When the proposal has received initial feedback and its sponsoring coalition feel that any necessary updates have been made to address feedback, they should open a simple coin-based poll. The poll would allow any user (entity holding coins) to cast a vote, weighted by the coins in the voting address, either in favor of or against the proposal. The poll should remain open long enough for considerable discussion to occur among the community. This polling mechanism is compatible with Liquid Democracy if such a system is implemented with support for Bitcoin Cash.
A consortium of full node development teams should be formed with representation from all teams that wish to participate. Anyone who believes they belong to the developer group should be able to opt-into participating and it is up to the community to decide the relative weighting of developer or development team’s opinions.
This consortium should meet regularly (perhaps bi-monthly or quarterly) in order to review and approve proposals which have concluded polling. The developer consortium will review the proposals and polling results and decide among themselves whether they accept the protocol change and will commit to implementing it in coordination with the other teams. Consensus is not required, but results of the node developer consortium should be made public along with an optional explanation for why a development team voted one way or another.
At this point, a proposal that has been rejected by all node development teams should be considered dead or in need of significant revision. However, if one or more development teams agrees to add the change to its backlog, the proposal should be considered alive and move forward in the process.

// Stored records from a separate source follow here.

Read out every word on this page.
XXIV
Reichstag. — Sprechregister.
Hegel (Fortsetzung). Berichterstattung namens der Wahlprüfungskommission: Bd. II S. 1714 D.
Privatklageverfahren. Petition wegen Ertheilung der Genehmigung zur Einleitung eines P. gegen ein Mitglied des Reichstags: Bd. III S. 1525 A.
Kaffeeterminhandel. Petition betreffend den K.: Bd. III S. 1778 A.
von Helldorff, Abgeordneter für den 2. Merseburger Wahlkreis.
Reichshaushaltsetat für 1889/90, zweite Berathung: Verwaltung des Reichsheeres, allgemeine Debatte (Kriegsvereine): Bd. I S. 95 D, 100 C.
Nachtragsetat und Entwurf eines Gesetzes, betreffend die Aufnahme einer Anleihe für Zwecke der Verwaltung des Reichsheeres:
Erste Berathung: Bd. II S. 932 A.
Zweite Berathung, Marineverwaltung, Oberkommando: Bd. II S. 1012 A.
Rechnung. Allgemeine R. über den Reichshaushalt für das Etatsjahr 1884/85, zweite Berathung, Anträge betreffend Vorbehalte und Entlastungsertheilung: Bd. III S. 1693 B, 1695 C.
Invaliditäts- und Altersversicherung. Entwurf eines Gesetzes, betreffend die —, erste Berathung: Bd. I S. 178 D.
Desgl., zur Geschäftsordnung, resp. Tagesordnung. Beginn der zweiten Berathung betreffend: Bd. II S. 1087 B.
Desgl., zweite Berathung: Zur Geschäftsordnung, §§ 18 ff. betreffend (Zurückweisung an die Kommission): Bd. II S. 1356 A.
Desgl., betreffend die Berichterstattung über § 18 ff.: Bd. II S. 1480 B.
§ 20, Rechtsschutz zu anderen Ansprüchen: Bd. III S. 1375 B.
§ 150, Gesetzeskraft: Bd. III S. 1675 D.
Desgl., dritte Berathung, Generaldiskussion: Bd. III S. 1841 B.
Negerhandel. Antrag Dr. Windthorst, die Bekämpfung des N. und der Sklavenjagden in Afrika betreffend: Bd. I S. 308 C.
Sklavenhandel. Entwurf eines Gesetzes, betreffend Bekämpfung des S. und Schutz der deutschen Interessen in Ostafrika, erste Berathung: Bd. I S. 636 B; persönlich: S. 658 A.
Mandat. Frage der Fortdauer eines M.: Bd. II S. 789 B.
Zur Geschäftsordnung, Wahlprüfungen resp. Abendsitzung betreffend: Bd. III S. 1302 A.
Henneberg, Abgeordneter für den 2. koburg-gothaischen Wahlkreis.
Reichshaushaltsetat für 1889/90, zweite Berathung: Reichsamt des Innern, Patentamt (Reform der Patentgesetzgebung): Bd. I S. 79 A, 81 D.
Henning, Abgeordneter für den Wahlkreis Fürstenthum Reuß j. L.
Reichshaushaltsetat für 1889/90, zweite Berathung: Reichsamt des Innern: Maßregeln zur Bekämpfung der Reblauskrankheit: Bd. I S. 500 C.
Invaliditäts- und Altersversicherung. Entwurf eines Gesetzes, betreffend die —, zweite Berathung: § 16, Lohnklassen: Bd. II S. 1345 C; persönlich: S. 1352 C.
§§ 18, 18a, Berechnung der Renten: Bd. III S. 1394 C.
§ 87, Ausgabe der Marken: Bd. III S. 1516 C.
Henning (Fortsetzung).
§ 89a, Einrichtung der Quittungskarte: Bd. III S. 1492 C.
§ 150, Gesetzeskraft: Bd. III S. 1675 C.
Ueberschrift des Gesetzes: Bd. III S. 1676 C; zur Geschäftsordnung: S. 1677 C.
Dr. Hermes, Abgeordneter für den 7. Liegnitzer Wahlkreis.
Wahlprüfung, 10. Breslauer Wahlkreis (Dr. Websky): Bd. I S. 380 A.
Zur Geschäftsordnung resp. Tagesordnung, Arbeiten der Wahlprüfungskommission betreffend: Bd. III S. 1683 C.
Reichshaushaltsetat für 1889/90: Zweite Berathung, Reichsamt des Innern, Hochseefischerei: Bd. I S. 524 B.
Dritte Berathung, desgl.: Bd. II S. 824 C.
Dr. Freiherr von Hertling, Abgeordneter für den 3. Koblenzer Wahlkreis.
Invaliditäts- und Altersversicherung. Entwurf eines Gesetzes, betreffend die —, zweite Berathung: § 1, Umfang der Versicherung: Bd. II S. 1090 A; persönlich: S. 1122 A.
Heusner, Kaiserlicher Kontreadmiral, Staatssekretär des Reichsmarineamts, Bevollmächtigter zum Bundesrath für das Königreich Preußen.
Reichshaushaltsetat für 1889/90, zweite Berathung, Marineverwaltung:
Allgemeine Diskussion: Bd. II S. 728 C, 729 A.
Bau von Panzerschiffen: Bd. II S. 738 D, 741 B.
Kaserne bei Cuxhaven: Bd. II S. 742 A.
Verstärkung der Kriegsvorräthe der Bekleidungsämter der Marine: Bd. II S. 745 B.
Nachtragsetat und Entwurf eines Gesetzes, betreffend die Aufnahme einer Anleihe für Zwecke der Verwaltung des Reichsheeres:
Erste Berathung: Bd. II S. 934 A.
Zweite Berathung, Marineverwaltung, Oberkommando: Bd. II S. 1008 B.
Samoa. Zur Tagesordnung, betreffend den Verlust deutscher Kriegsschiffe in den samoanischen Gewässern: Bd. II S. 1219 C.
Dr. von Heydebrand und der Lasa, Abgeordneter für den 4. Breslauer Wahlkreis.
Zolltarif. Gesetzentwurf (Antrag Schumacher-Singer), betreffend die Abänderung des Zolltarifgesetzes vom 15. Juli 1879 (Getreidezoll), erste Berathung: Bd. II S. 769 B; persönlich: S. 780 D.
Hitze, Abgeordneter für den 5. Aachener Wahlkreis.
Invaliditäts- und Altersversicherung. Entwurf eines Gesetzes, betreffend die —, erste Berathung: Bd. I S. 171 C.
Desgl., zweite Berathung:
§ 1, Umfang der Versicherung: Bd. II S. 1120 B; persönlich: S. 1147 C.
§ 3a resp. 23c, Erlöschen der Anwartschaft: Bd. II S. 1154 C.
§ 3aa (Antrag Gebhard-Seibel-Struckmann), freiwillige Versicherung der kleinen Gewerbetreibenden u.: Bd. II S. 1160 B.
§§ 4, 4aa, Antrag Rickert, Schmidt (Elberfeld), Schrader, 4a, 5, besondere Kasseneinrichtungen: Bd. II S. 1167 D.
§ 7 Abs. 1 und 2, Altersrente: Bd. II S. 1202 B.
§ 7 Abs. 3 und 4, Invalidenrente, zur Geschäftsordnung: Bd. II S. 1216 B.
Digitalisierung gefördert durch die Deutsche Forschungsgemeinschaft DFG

Node development teams which have agreed to implement a proposal should collaborate with each other to ensure that they are able to deliver the code for that proposal in parallel. This will require prioritization, which may in turn require funding. Each team implementing the change should estimate the costs to implement it and decide whether they need external funding in order to implement the change. If funding is required, the teams will create a multi-sig address to receive funds and solicit donations for the work. The funding hurdle serves as a second check on the desirability of a change from users and miners. If funding goals are not met, the proposal may be shelved until a later date when the developers believe there is sufficient demand to create a successful funding drive.
After a proposal has been accepted, funded, and developed, miners will have a final chance to signal acceptance or rejection of a change before it is scheduled for activation. The precise mechanism of miner signaling is not addressed in this proposal, but it could be done using something like Javier Gonzalez’s Bitcoin Mining Parliament idea, traditional threshold-based activation, or even coinbase text signaling. This signaling should give others advance notice of the acceptance or rejection of a change. Depending on the specific mechanism used for miner voting, a change could be canceled if it fails to achieve miner consensus, or it could move forward and cause a chain split.
Readers may notice that this governance proposal does not claim to prevent all future chain splits. It is certainly the hope of the author that splits in the future will be minimized as much as possible, but this governance proposal should be considered a success as long as such splits are rare and well-communicated in advance to all stakeholders. The signs of a potential chain split should appear early in this process if the developer consortium from level 3 do not reach consensus. Lack of consensus at that stage signals to the community that more attention should be paid to the change and that they may need to start preparing for a chain split. This is a fact of life in a permissionless system and it must be acknowledged and accepted by all participants.